For a short time after the building was renovated, Rabbi Murray Gershon spearheaded efforts to re-build the membership. Later Rabbi Seymour Essrog was hired to read the Torah on Saturday mornings and provide a weekly sermon. Many families that had been affiliated with former congregations led by Rabbi Essrog held simchas on Lloyd Street. Rabbi Essrog personified B'nai Israel's welcoming atmosphere, making everyone feel at home.

When Rabbi Essrog left B'nai Israel in 2000 to lead the Adat Chaim congregation in Reisterstown, a young rabbi studying at the University of Maryland Law School, Shraga Goldenhersh, was hired.
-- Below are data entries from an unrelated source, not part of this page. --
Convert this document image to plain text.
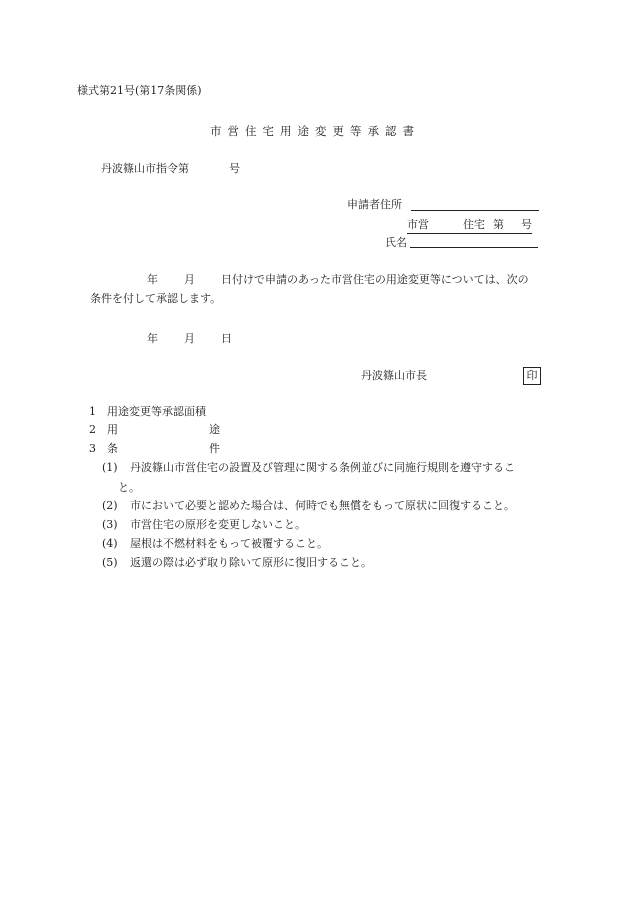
様式第21号(第17条関係)
市営住宅用途変更等承認書
丹波篠山市指令第	号
申請者住所
市営	住宅 第 号
氏名
年 月 日付けで申請のあった市営住宅の用途変更等については、次の
条件を付して承認します。
年 月 日
丹波篠山市長	印
1 用途変更等承認面積
2 用	途
3 条	件
(1) 丹波篠山市営住宅の設置及び管理に関する条例並びに同施行規則を遵守するこ
と。
(2) 市において必要と認めた場合は、何時でも無償をもって原状に回復すること。
(3) 市営住宅の原形を変更しないこと。
(4) 屋根は不燃材料をもって被覆すること。
(5) 返還の際は必ず取り除いて原形に復旧すること。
In his short tenure, Rabbi Goldenhersh inaugurated the first Friday night Shabbos service to be held at B'nai Israel in more than twenty years.
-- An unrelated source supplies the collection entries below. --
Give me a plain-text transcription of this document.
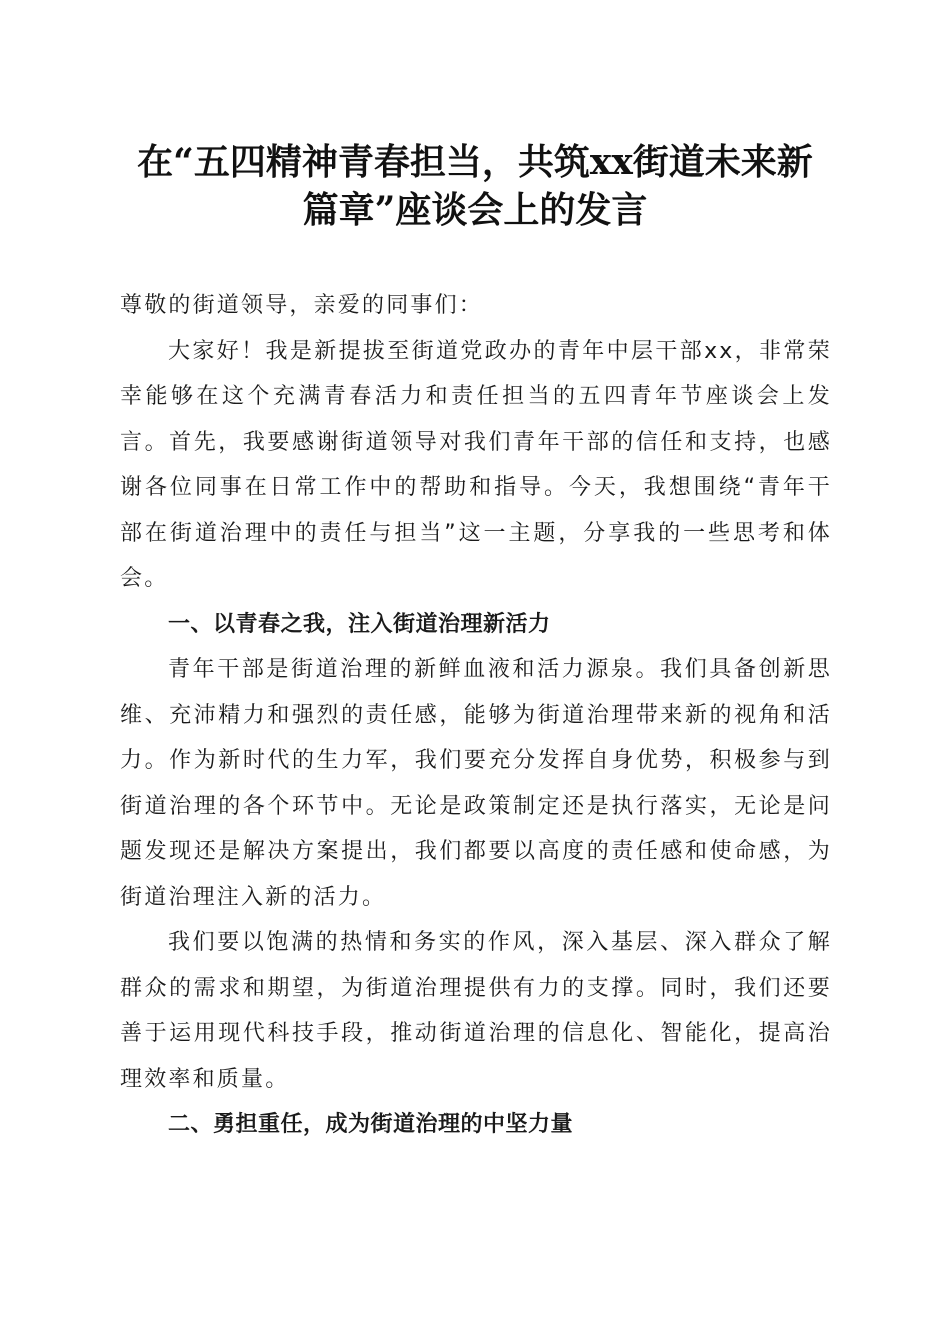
在“五四精神青春担当，共筑xx街道未来新
篇章”座谈会上的发言

尊敬的街道领导，亲爱的同事们：

大家好！我是新提拔至街道党政办的青年中层干部xx，非常荣幸能够在这个充满青春活力和责任担当的五四青年节座谈会上发言。首先，我要感谢街道领导对我们青年干部的信任和支持，也感谢各位同事在日常工作中的帮助和指导。今天，我想围绕“青年干部在街道治理中的责任与担当”这一主题，分享我的一些思考和体会。

一、以青春之我，注入街道治理新活力

青年干部是街道治理的新鲜血液和活力源泉。我们具备创新思维、充沛精力和强烈的责任感，能够为街道治理带来新的视角和活力。作为新时代的生力军，我们要充分发挥自身优势，积极参与到街道治理的各个环节中。无论是政策制定还是执行落实，无论是问题发现还是解决方案提出，我们都要以高度的责任感和使命感，为街道治理注入新的活力。

我们要以饱满的热情和务实的作风，深入基层、深入群众了解群众的需求和期望，为街道治理提供有力的支撑。同时，我们还要善于运用现代科技手段，推动街道治理的信息化、智能化，提高治理效率和质量。

二、勇担重任，成为街道治理的中坚力量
In January 2002, Rabbi Gershon Grayman became B'nai Israel's spiritual leader. Under his leadership, in addition to regular Saturday and Sunday morning services, special Friday night services were held once a month, attracting a diverse crowd. Other events taking place under Rabbi Grayman's tenure included annual Chanukah and Purim parties, a special Tu B'shevat seder, guest scholars for the annual Pearlstone Kallah, field trips to Jewish sites in New York, Washington and Philadelphia, an annual B'nai Israel day at Oriole Park at Camden Yards, and the 130th Anniversary Banquet – the first major banquet hosted by the congregation in thirty years.

In September 2005, Rabbi Alan Yuter came to B'nai Israel. A member of the Orthodox Rabbinical Council of America, Rabbi Yuter formerly served as rabbi of Congregation Israel in Springfield, New Jersey, and was a professor of history and Jewish studies at Touro College. A prolific author and philosopher who writes on religious themes in Biblical and Jewish law and contemporary Jewish thought, Rabbi Yuter penned Holocaust and Hebrew in 1983. His many scholarly articles and essays have appeared in numerous important prestigious journals including Judaism, Midstream, Jewish Political Studies Review, and others. Rabbi Yuter moved into a house in Little Italy to be within walking distance of B'nai Israel.
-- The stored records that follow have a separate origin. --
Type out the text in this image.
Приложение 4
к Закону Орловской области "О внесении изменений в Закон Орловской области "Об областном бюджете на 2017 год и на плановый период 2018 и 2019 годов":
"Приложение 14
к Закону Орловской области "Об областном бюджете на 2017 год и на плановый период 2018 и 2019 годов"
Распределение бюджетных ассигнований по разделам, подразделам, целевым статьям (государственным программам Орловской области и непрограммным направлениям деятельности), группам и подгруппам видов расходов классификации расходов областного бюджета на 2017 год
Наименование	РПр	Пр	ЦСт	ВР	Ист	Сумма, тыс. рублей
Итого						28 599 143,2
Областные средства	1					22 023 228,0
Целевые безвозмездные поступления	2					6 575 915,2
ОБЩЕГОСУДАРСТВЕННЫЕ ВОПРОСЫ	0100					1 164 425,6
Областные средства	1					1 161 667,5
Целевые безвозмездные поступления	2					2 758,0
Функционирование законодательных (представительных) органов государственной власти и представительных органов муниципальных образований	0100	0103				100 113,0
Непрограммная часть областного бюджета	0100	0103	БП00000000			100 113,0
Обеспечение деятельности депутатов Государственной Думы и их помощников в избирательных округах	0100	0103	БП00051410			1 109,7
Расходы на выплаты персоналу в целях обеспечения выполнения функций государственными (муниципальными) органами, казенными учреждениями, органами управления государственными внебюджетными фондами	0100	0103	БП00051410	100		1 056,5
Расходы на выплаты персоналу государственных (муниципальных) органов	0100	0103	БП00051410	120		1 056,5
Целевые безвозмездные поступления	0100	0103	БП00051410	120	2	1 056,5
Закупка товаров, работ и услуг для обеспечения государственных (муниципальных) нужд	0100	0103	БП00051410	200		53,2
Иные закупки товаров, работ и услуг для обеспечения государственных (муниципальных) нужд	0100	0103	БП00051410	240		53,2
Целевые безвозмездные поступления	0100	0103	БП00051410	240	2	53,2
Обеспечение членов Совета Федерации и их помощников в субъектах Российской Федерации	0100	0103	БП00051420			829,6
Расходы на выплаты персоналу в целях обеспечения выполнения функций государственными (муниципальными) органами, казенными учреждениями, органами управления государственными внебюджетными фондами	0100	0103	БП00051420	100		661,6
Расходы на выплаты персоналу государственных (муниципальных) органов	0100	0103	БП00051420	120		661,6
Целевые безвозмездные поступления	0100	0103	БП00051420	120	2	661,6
In order to be a full-fledged shul for downtown neighborhoods, Rabbi Yuter insisted on weekly Friday night services and mincha services for Shabbos. He conducts learning sessions on Sunday after morning services, Tuesday night and Wednesday afternoon.

B'nai Israel no longer struggles to survive and the congregation is growing. Membership is over 200 families. An outreach program has begun to meet the needs of an estimated 5,000 unaffiliated Jews residing in downtown and waterfront communities. A Jewish Community and Education Outreach Center adjacent to the synagogue is on the drawing board. A multi-purpose room will allow the shul to expand educational programs, hold special events and host celebrations.


Architect's Rendering of Proposed B'nai Israel Community and Education Outreach Center

The final chapter of the torah ends with the death of Moses at the age of 120, but the children of Israel – B'nai Israel – live on. After 130 years, Baltimore's historic B'nai Israel congregation has become a new center for Jewish life in downtown Baltimore. From generation to generation, from strength to strength, B'nai Israel lives.